Monday August 8, 2016

Oklahoma City Public Schools’ new year brings challenges, opportunities

Oklahoma City Public Schools just completed its first week of the new school year. Approximately 45,000 students entered our schools, some with energy and excitement about learning, others tired, hungry, needing mental health services and a host of other issues. Our public school district welcomed them all with open arms, despite air conditioning breakdowns, bus breakdowns, book shortages and a host of other issues caused by poor funding.

There were a number of bright spots, however. Superintendent Aurora Lora visited several schools and spent time welcoming and reading with students. District employees were deployed across the city to do the same. Our district leaders, teachers and students aren’t worrying about what they don’t have. They are focused on what can be done with what they do have. Despite what they lack, high standards, accountability and achievement are the focus for the 2016-2017 school year.

That being said, our schools can’t do it alone and there are many ways to help. Connecting in strategic and meaningful ways and supporting the efforts that OKCPS has designated as their critical needs is the best way to make an impact.

Community partners continue to step up in a number of ways. OUHSC is using Partners In Action as a platform to fund costumes for the dance teams at Douglass High School. Love’s Country Store’s provided funding to support Partners in Action and projects through The Foundation’s partnership. In addition, they contributed $70,000 to the Coat-A-Kid program, which provides students in need with a warm winter coat when the temperatures cool. The downtown Kiwanis Club provided $2,000 to fund coats for a grade, and Rotary Club 29 is funding coats throughout this year. RSM is conducting a fundraising effort as part of their national Birdies for Love program that will benefit The Foundation for Oklahoma City Public Schools. Emily Sutton from KFOR is organizing a Foundation for OKCPS fundraiser with two events at Paint N Cheers, called Painting for a Purpose.

The Foundation and OKCPS are hosting a community partner networking event at Capitol Hill High School on Thursday from 5 to 7 p.m. to connect “Partners in Action” with Capitol Hill and their feeder pattern schools. Fields and Futures and the Energy will be there to provide support, as they do through their program funding OKCPS fields by donating a portion of their proceeds at every Energy game.

There are too many partners to name here, and so many, like Sonic, Cox, Independent Insurance Agents of OKC, BancFirst and others have been loyal supporters of The Foundation’s efforts for many years.

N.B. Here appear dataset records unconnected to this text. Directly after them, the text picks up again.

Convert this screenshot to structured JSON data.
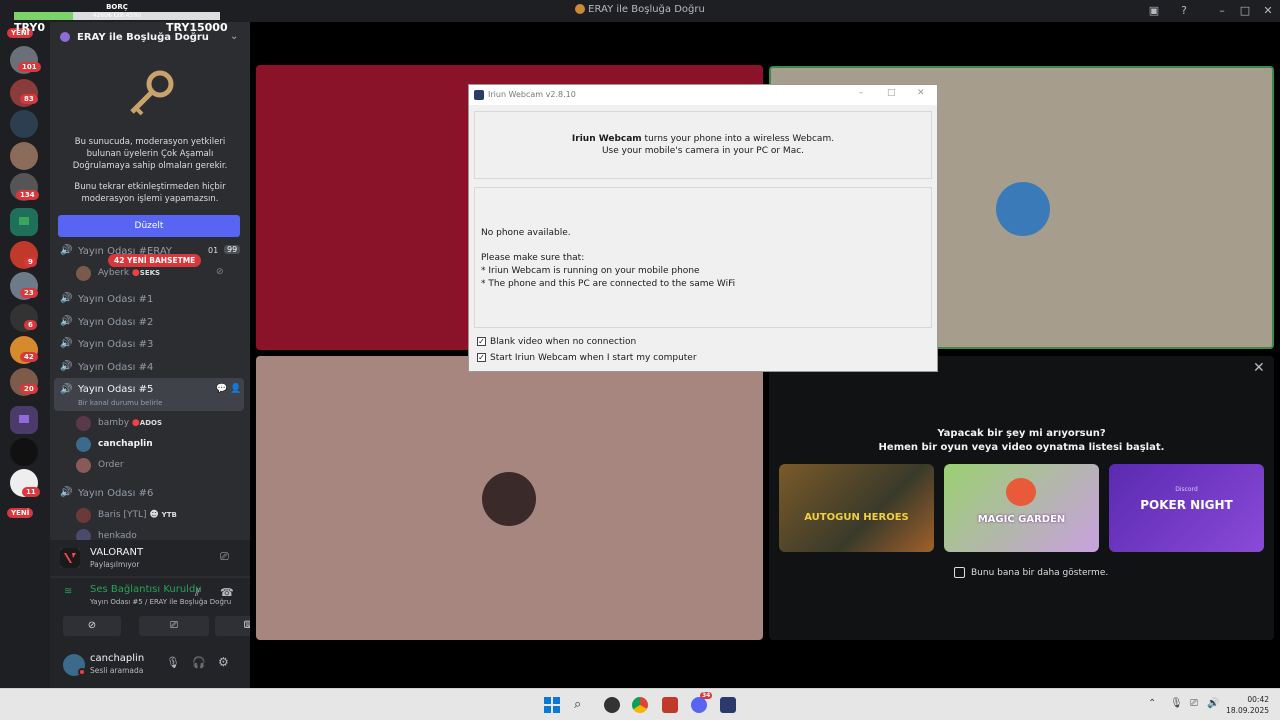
{
  "window": {
    "title": "ERAY ile Boşluğa Doğru"
  },
  "overlay": {
    "label_top": "BORÇ",
    "progress_text": "4260₺ (28.45%)",
    "progress_fraction": 0.2845,
    "left_label": "TRY0",
    "right_label": "TRY15000"
  },
  "rail": {
    "new_top": "YENİ",
    "new_bottom": "YENİ",
    "badges": [
      "101",
      "83",
      "134",
      "9",
      "23",
      "6",
      "42",
      "20",
      "11"
    ]
  },
  "server": {
    "name": "ERAY ile Boşluğa Doğru",
    "mod_notice_1": "Bu sunucuda, moderasyon yetkileri bulunan üyelerin Çok Aşamalı Doğrulamaya sahip olmaları gerekir.",
    "mod_notice_2": "Bunu tekrar etkinleştirmeden hiçbir moderasyon işlemi yapamazsın.",
    "edit_button": "Düzelt"
  },
  "channels": {
    "ch0": {
      "name": "Yayın Odası #ERAY",
      "count_a": "01",
      "count_b": "99"
    },
    "mention_pill": "42 YENİ BAHSETME",
    "ch0_user": {
      "name": "Ayberk",
      "tag": "SEKS"
    },
    "ch1": "Yayın Odası #1",
    "ch2": "Yayın Odası #2",
    "ch3": "Yayın Odası #3",
    "ch4": "Yayın Odası #4",
    "ch5": {
      "name": "Yayın Odası #5",
      "status": "Bir kanal durumu belirle"
    },
    "ch5_users": [
      {
        "name": "bamby",
        "tag": "ADOS"
      },
      {
        "name": "canchaplin",
        "tag": ""
      },
      {
        "name": "Order",
        "tag": ""
      }
    ],
    "ch6": "Yayın Odası #6",
    "ch6_users": [
      {
        "name": "Baris [YTL]",
        "tag": "YTB"
      },
      {
        "name": "henkado",
        "tag": ""
      }
    ]
  },
  "activity": {
    "game": "VALORANT",
    "status": "Paylaşılmıyor"
  },
  "voice": {
    "status": "Ses Bağlantısı Kuruldu",
    "location": "Yayın Odası #5 / ERAY ile Boşluğa Doğru"
  },
  "user": {
    "name": "canchaplin",
    "status": "Sesli aramada"
  },
  "dialog": {
    "title": "Iriun Webcam v2.8.10",
    "brand": "Iriun Webcam",
    "intro_rest": " turns your phone into a wireless Webcam.",
    "intro_line2": "Use your mobile's camera in your PC or Mac.",
    "no_phone": "No phone available.",
    "make_sure": "Please make sure that:",
    "bullet1": "* Iriun Webcam is running on your mobile phone",
    "bullet2": "* The phone and this PC are connected to the same WiFi",
    "check1": "Blank video when no connection",
    "check2": "Start Iriun Webcam when I start my computer"
  },
  "activities_panel": {
    "line1": "Yapacak bir şey mi arıyorsun?",
    "line2": "Hemen bir oyun veya video oynatma listesi başlat.",
    "games": [
      "AUTOGUN HEROES",
      "MAGIC GARDEN",
      "POKER NIGHT"
    ],
    "poker_brand": "Discord",
    "dont_show": "Bunu bana bir daha gösterme."
  },
  "taskbar": {
    "time": "00:42",
    "date": "18.09.2025",
    "discord_badge": "34"
  },
  "colors": {
    "tile_red": "#8b1329",
    "tile_beige": "#a79d8d",
    "tile_pink": "#a6867f",
    "accent": "#5865f2",
    "voice_green": "#23a559"
  }
}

These recent examples show how community partners can strategically align to support OKCPS with their greatest needs.

It’s also important to remember that many of our schools are looking for volunteers to spend time with students as reading buddies, tutors and mentors. It is a commitment of time, but has value beyond measure.

Schools aren’t businesses, but using business practices like strategic alignment, focus and accountability are important for the district and community partners to follow. This is how cultural change will happen within OKCPS and the stakes are too high to do it any other way.